For all of Bilibin’s cleverness, Tolstoy has more respect for the peasant Karataev, Pierre’s prison companion, who exudes “earth sagacity and simple integrity.” He also prefers General Kutuzov, who doesn’t even bother “to read dispatches or absorb briefings, the very stuff of diplomacy.” Instead, the general “operates on a higher, or deeper level. He moves on a Tolstoyan plane.”
For instance, Kutuzov demonstrates a deeper understanding of diplomacy than Bilibin at one key moment, one which reminds me of the current jockeying between “Art of the Deal” Donald Trump and Chinese premiere Xi. First to Kutuzov:
Having clashed with Kutuzov at Borodino before advancing to occupy Moscow, Napoleon assumes the tsar would be ready for a peace settlement. To initiate talks, he sends him a note in St. Petersburg and awaits a reply. None is forthcoming, so another note is transmitted. Again, no answer from the imperial capital.

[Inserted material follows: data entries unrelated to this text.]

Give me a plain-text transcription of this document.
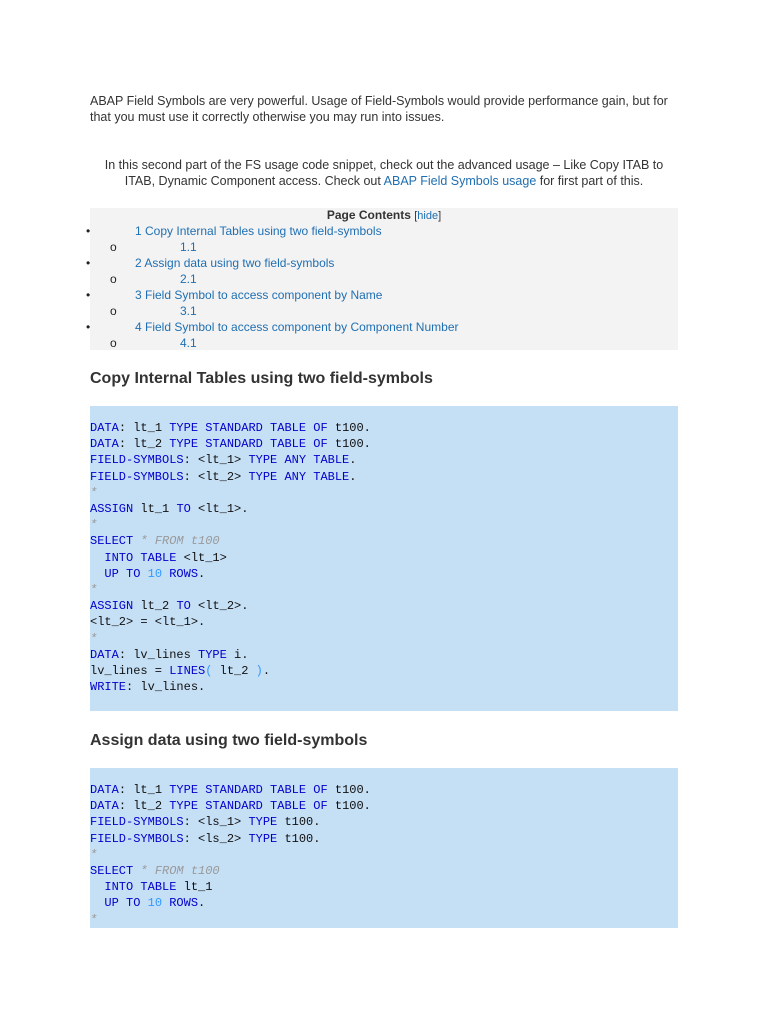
ABAP Field Symbols are very powerful. Usage of Field-Symbols would provide performance gain, but for that you must use it correctly otherwise you may run into issues.

In this second part of the FS usage code snippet, check out the advanced usage – Like Copy ITAB to ITAB, Dynamic Component access. Check out ABAP Field Symbols usage for first part of this.

Page Contents [hide]
•	1 Copy Internal Tables using two field-symbols
o	1.1
•	2 Assign data using two field-symbols
o	2.1
•	3 Field Symbol to access component by Name
o	3.1
•	4 Field Symbol to access component by Component Number
o	4.1
Copy Internal Tables using two field-symbols
DATA: lt_1 TYPE STANDARD TABLE OF t100.
DATA: lt_2 TYPE STANDARD TABLE OF t100.
FIELD-SYMBOLS: <lt_1> TYPE ANY TABLE.
FIELD-SYMBOLS: <lt_2> TYPE ANY TABLE.
*
ASSIGN lt_1 TO <lt_1>.
*
SELECT * FROM t100
INTO TABLE <lt_1>
UP TO 10 ROWS.
*
ASSIGN lt_2 TO <lt_2>.
<lt_2> = <lt_1>.
*
DATA: lv_lines TYPE i.
lv_lines = LINES( lt_2 ).
WRITE: lv_lines.
Assign data using two field-symbols
DATA: lt_1 TYPE STANDARD TABLE OF t100.
DATA: lt_2 TYPE STANDARD TABLE OF t100.
FIELD-SYMBOLS: <ls_1> TYPE t100.
FIELD-SYMBOLS: <ls_2> TYPE t100.
*
SELECT * FROM t100
INTO TABLE lt_1
UP TO 10 ROWS.
*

In the event, there would be no reply to Napoleon and no negotiations. Tolstoy portrays this diplomatic silence as a masterstroke, the very absence of diplomacy as a Russian triumph. Facing a burnt-down Moscow and an icily silent St. Petersburg, the French invader realizes the snare has sprung. After five weeks in Moscow, Napoleon orders the winter retreat of his Grande Armée out of Russia, back across the Nieman. It is one of the most harrowing retreats in history and most gripping in literature.
While I’m have no special insight into current trade talks, it appears that Xi is driving Trump crazy by simply not responding to his various threats. The more that Xi remains silent, the weaker Trump looks. Meanwhile, China is starting to forge new alliances with America’s former allies, including Japan, South Korea, and Europe, while America retreats across the Nieman.
Back to Bilibin, who has become no more than a sideshow by the end of the novel. Fletcher explains why:
Its memorable characters—Pierre, Natasha, Andrey—endure great suffering and, at the same time, achieve wisdom, a peace after war. This is an echo of Aeschylus that wisdom comes because of suffering, not in spite of it….Our dear Bilibin, the consummate diplomat, the paladin of high society, the spinner of gossamer witticisms, never suffers … that is, until he is forced to leave Vienna for a charmless village.
I love how Fletcher draws on a lifetime in the foreign service to examine War and Peace and how he uses the novel as a practical guide for diplomats. As he observes,
Puns are not policy. Cleverness is not wisdom. Intuition can be a better compass than information. Humility in the face of complexity is a virtue. Time and patience, Kutuzov’s two strategic principles, should be cultivated. The craft of How is inferior to the quest for Why….Sometimes silence is the best response. St. Petersburg is not Moscow. Nor is it Borodino, nor the vast countryside. The capital (read: the Beltway) may be the room where it happens, but it is not the front line, the realm where it happens, where History really happens.”
Fletcher concludes, “And literature, especially a magnificent epic, is a marvelous teacher. It can offer guidance. Maybe even deliverance.”